Sen. Elizabeth Warren headed to San Antonio to rally progressives ahead of March 1 primaries


WASHINGTON — The progressive parade through South Texas continues next week with U.S. Sen. Elizabeth Warren headed to San Antonio to campaign for Jessica Cisneros, who is challenging one of the most conservative Democrats in Congress, U.S. Rep. Henry Cuellar.

The Massachusetts Democrat is also set to travel to Austin to rally support for Greg Casar, a former Austin city council member running in a district stretching from Austin to San Antonio.

VOTER GUIDE: What to know for the Texas primary election

Her visit follows U.S. Rep. Alexandria Ocasio-Cortez’s trip to San Antonio over the weekend to support Cisneros and Casar, who have been raking in endorsements from progressive stars. U.S. Sen. Bernie Sanders this week announced his support for the two.

Sanders, Ocasio-Cortez and Warren are arguably the most popular politicians on the left, and their attention to Texas comes as a slate of progressive candidates has popped up in congressional races from Dallas to Austin to the Rio Grande Valley.


WHO: U.S. Sen. Elizabeth Warren, Jessica Cisneros, NARAL Pro-choice America president Mini Timmaraju

WHAT: Get Out the Vote Rally

WHEN: Tuesday, Feb. 22 at 5:30 p.m.

WHERE: Cherrity Bar, 302 Montana Street, San Antonio

“If we send a Democrat who doesn’t give a damn about people, why would we expect people to vote for that person?” Ocasio-Cortez said at her San Antonio rally last weekend. “How can we win when we support Democrats who don’t support child care or health care or immigrants or stand up for women and gender-expanding people? How can we win when we don’t stand for nothing? We have to stand for something in order to bring it home.”

Cisneros, a Laredo immigration attorney, is running a closely watched rematch against Cuellar, a nine-term incumbent from Laredo. Cisneros drew national attention in 2020 when she came within just a few points of beating Cuellar in the primary.

Progressives hope she can win the rematch as Cuellar is under a cloud of suspicion after the FBI searched his home and campaign headquarters in January. Tannya Benavides, a former educator and community organizer, is running against Cuellar from the left this time, too.

Casar is one of four Democrats running in a district that stretches along Interstate 35 from San Antonio to Austin long held by U.S. Rep. Lloyd Doggett, who is seeking election in a new district. Casar is a self-avowed Democratic socialist who pioneered the Austin’s “defund the police” move last year.

The outside support has drawn criticism from Cisneros’ and Casar’s opponents.

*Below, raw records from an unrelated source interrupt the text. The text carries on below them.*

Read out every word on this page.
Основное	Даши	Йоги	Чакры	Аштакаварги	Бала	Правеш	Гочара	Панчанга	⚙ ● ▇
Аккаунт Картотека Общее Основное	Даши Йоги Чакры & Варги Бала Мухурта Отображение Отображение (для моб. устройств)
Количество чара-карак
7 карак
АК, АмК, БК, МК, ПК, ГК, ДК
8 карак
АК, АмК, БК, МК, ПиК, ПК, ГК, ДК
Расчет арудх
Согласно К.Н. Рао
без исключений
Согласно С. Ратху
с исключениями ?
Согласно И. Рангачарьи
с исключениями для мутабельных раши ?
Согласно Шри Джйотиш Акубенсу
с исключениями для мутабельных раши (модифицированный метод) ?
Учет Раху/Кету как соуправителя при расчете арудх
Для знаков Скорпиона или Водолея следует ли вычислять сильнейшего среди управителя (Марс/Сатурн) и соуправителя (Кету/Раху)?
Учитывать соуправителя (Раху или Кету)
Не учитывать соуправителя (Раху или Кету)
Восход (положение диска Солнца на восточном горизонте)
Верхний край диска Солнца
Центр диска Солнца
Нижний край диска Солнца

“The voters will decide this election, not far left celebrities who stand for defunding the police, open borders, eliminating oil & gas jobs, and raising taxes on hard working Texans,” Cuellar’s campaign said in a statement last week. “Members should take care of their own district before taking failed ideas to South Texas.”

Warren has deep ties to Texas. She graduated with a teaching degree from the University of Houston in 1970. She taught at both University of Houston’s law school and at the University of Texas at Austin.

Ocasio-Cortez for years was involved in National Hispanic Institute programs headquartered outside of San Marcos in Maxwell that were designed to help promising Latino students develop leadership skills and public policy knowledge to help them become lifelong leaders.